>>21649087
I’ll be the first to say that having kids isn’t for everyone. It’s expensive, it’s time consuming, and it requires a change in lifestyle. However, it’s an investment in the purest sense. You sacrifice in the short term and you reap incredible rewards in the long term if you’ve done a good job. Your child’s first steps will vindicate every sleepless night, and their first words will repay every diaper change. It’s not about legacy in the shallow modern sense of “people will remember me,” it’s about recognizing that you created someone, raised someone, and prepared someone to be a net positive to society.

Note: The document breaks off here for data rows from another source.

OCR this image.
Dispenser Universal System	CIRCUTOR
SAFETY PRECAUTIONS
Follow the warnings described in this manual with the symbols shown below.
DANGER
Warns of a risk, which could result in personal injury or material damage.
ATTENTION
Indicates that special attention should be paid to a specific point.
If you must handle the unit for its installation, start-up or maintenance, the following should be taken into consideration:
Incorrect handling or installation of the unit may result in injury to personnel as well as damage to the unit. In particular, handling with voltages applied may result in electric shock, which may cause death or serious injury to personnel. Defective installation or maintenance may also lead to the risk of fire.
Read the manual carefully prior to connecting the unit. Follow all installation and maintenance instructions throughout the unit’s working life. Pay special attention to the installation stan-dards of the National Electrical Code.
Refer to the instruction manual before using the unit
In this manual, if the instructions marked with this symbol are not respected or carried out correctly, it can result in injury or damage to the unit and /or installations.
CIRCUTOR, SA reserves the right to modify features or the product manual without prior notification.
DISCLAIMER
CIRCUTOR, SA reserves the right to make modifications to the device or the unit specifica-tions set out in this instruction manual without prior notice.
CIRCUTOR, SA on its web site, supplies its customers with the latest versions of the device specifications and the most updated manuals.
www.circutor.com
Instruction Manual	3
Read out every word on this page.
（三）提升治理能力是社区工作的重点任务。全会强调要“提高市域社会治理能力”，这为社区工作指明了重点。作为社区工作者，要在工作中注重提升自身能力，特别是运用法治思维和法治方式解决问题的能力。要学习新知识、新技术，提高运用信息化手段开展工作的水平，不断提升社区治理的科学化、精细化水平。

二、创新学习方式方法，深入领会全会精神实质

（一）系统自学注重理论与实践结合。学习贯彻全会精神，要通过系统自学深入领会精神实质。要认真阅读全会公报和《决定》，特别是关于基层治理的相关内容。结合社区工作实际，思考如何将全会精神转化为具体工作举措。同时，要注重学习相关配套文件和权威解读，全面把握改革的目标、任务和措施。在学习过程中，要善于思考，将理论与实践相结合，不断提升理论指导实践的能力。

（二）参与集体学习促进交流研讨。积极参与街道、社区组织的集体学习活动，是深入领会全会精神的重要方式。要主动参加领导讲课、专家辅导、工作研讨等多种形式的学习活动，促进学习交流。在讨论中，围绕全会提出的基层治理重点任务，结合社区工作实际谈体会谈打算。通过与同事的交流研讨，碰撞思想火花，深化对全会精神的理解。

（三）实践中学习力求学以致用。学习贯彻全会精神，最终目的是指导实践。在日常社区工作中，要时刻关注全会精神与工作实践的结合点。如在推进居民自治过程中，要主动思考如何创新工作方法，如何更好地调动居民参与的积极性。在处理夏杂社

As far as the parental dynamic goes, I think there are plenty of factors at play for why things don’t work out optimally, but I’ll list a few:
1. People change over time, hopefully for the better but sometimes for the worse.
2. Incentive structure. If you stay at home, you are your own boss. Few people have the discipline needed to be optimally and consistently productive without oversight, because the incentive is to do the bare minimum and laze about with the rest of the day.
3. Actual skill issue. People used to learn how to keep house from their mothers. This has largely disappeared due to dual income households and feminism (inb4 we’re losing recipes). Housekeeping also used to be taught in home economics, and that has disappeared. Wives and mothers are not being taught the skills they need to be effective stay at home wives and mothers.
4. Lack of drive. Even factoring in the lack of training, you would think that someone who is going to spend 20+ years raising kids and tending to a house would want to do it well. This is simply not the case. Plenty of people live an unexamined life, and never ask themselves “can I do this better?”